The British plot in the President Brand Cemetery in Bloemfontein has become the target of vandals who have systematically started removing the cast-iron grave markers over the past 12 to 18 months. This is according to the Commonwealth War Graves Commission. The Commonwealth War Graves Commission ensures that people who have died in the two world wars will never be forgotten by taking care of the war cemeteries and memorial sites.
“It is suspected that the grave markers are removed from the cemetery and sold as scrap metal to local scrap dealers in Bloemfontein or surrounding areas. In all probability the markers are cut into smaller pieces which may make it difficult to identify,” says Charles Ross, Secretary of the Commonwealth War Graves Commission’s South African Agency. With assistance from the Mangaung Municipality the plot was completely renovated in 2009. The main memorial was cleaned and repaired and a rose garden was established on the four corners of the main memorial.
In addition 250 of the original cast-iron grave markers were found at the War Museum of the Boer Republics and in the absence of a grave register were erected around the main memorial. According to Ross he estimates that about 160 have been removed since 2009. He further added that he believes the bulk of the crosses were removed in the past year. The cast-iron grave markers will be replaced with ordinary steel markers.

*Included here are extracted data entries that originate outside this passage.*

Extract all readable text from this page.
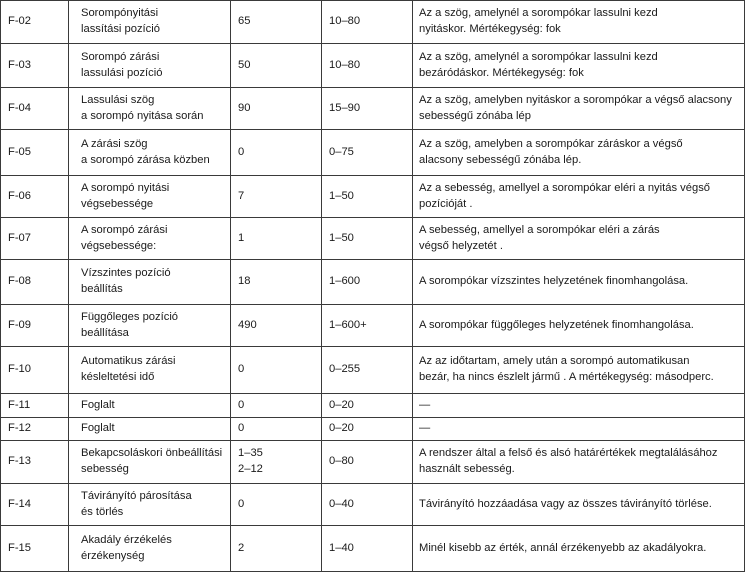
F-02	Sorompónyitási
lassítási pozíció	65	10–80	Az a szög, amelynél a sorompókar lassulni kezd
nyitáskor. Mértékegység: fok

F-03	Sorompó zárási
lassulási pozíció	50	10–80	Az a szög, amelynél a sorompókar lassulni kezd
bezáródáskor. Mértékegység: fok

F-04	Lassulási szög
a sorompó nyitása során	90	15–90	Az a szög, amelyben nyitáskor a sorompókar a végső alacsony
sebességű zónába lép

F-05	A zárási szög
a sorompó zárása közben	0	0–75	Az a szög, amelyben a sorompókar záráskor a végső
alacsony sebességű zónába lép.

F-06	A sorompó nyitási
végsebessége	7	1–50	Az a sebesség, amellyel a sorompókar eléri a nyitás végső
pozícióját .

F-07	A sorompó zárási
végsebessége:	1	1–50	A sebesség, amellyel a sorompókar eléri a zárás
végső helyzetét .

F-08	Vízszintes pozíció
beállítás	18	1–600	A sorompókar vízszintes helyzetének finomhangolása.

F-09	Függőleges pozíció
beállítása	490	1–600+	A sorompókar függőleges helyzetének finomhangolása.

F-10	Automatikus zárási
késleltetési idő	0	0–255	Az az időtartam, amely után a sorompó automatikusan
bezár, ha nincs észlelt jármű . A mértékegység: másodperc.

F-11	Foglalt	0	0–20	—

F-12	Foglalt	0	0–20	—

F-13	Bekapcsoláskori önbeállítási
sebesség	1–35
2–12	0–80	A rendszer által a felső és alsó határértékek megtalálásához
használt sebesség.

F-14	Távirányító párosítása
és törlés	0	0–40	Távirányító hozzáadása vagy az összes távirányító törlése.

F-15	Akadály érzékelés
érzékenység	2	1–40	Minél kisebb az érték, annál érzékenyebb az akadályokra.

“Those cast-iron grave markers were casted individually because each had the person’s number, rank, name, regiment and date of death on it. What we replace it with does not compare to the historical significance the cast-iron grave markers had and is not worth anything,” explains Ross. Ross would like people to report these types of grave thefts to the police, especially scrap dealers who buy. “People don’t realise they are stealing a piece of our country’s history for very little. We are losing a lot of historical details and cannot commemorate those who have died,” says Ross.